Rachel Schoelerman, 12, also a member of the Milford Pioneers 4-H Club, said she understands the cancellation of the shows.

“I knew the bird flu was becoming a problem, but I did not think we would go all the way to cancelling the poultry projects at the fairs,” she said.

“But I did think it was necessary because all of these people come to (and participate in) the fair.

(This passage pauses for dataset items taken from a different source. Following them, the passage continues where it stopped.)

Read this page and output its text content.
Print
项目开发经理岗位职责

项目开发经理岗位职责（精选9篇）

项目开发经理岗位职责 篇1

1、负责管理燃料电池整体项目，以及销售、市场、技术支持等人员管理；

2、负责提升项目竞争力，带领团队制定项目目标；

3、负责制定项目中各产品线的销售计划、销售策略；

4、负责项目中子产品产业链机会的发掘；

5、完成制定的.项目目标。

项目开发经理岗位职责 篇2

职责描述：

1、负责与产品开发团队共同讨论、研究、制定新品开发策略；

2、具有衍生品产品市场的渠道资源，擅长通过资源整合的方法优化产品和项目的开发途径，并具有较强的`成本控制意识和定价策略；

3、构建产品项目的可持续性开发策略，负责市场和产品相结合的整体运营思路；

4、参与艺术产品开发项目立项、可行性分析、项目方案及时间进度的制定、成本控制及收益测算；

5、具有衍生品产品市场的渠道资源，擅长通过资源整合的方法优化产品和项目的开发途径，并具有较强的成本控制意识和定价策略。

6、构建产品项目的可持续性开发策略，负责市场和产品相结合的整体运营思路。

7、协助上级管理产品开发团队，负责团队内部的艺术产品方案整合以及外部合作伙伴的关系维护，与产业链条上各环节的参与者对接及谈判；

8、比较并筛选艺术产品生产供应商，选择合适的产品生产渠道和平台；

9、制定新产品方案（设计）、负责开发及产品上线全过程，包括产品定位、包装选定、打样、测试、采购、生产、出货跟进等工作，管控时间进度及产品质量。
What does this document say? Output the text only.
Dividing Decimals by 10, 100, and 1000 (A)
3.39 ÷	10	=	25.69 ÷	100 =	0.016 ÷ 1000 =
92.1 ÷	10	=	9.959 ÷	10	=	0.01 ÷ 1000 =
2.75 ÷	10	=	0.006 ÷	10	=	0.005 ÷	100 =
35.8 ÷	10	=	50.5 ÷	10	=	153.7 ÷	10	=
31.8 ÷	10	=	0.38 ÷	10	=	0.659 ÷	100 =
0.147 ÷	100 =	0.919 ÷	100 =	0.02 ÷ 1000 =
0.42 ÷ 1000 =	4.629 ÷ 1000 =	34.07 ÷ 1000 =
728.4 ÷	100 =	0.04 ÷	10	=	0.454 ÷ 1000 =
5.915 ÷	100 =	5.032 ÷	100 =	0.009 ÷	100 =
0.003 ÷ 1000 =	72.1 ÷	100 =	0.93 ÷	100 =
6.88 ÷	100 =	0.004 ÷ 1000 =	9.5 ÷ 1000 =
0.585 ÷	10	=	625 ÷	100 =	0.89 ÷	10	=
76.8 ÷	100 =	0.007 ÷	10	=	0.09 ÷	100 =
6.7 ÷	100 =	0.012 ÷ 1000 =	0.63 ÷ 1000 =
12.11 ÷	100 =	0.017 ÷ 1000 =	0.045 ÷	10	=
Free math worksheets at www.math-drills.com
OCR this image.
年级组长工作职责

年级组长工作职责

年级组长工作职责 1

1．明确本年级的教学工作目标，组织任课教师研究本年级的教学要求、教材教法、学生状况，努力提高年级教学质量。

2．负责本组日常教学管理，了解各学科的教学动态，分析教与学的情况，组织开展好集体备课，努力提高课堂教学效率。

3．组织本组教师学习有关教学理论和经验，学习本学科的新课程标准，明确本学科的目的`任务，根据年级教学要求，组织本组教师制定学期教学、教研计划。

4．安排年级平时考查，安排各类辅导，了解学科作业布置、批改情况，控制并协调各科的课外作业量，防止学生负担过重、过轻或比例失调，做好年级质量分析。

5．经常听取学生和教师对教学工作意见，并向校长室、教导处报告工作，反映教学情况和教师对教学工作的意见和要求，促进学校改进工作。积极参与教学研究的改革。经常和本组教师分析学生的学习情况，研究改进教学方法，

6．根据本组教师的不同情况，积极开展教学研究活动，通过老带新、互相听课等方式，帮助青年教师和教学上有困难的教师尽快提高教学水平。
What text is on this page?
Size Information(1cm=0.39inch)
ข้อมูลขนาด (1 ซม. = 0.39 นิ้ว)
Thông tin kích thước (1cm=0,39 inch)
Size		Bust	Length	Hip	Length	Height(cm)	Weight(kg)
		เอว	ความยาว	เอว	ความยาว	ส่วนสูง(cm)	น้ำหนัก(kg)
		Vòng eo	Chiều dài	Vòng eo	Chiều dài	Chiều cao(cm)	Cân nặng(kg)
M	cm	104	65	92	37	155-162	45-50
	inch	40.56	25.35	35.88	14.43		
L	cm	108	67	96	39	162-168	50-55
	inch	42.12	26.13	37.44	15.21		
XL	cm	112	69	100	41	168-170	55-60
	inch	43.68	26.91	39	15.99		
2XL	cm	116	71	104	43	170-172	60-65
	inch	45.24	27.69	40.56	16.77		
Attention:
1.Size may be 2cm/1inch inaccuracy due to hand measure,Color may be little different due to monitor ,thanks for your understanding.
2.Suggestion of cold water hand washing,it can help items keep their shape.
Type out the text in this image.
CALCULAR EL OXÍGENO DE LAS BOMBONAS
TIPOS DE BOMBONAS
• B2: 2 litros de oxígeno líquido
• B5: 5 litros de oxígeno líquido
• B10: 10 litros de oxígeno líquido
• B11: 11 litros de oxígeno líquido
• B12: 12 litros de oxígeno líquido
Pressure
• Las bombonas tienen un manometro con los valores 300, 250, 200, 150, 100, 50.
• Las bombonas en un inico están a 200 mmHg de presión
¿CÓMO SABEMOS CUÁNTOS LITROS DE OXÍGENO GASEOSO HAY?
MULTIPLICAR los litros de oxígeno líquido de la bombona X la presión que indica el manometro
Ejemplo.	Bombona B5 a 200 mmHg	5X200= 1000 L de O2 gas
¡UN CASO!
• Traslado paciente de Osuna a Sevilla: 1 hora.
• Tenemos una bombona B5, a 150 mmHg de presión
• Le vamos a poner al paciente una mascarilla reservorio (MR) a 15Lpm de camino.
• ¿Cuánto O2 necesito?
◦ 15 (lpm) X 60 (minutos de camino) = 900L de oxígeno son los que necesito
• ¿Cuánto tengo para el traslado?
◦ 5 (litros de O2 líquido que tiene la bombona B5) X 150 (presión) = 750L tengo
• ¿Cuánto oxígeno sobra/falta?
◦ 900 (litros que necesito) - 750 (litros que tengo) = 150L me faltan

If they go into the poultry building with the virus on them, they might infect all the birds and if you take those birds home, then you have a whole flock that is infected.”

Though she is disappointed not to show her poultry this year-four layers (Dominiques) and broilers, she said she will keep them and use the layers for eggs and the broilers for the meat.

“We will keep the Dominiques for egg layers, but we will not show them again,” said Schoelerman. “Most classes at the fair want the birds to be less than a year old.”

She was planning to participate in the pen of three competition, showmanship, individual hen and costume areas.

Josh Paskert, of Lake Park, has a daughter in 4-H who is also involved in the poultry project at the Dickinson County Fair. He said he still has hopes that there will be birds in the barns at the fair this year.

“I hope they change their minds before the fair comes around,” he said. “I’ve heard that it only takes a couple of days of 80-degree weather to get rid of it, so I hope they can do something.”

He said he is disappointed in the announcement, but for now, his family will keep the birds and collect the eggs.

He said their birds remain inside at all times, and boots are disinfected before going into and out of the building that houses them.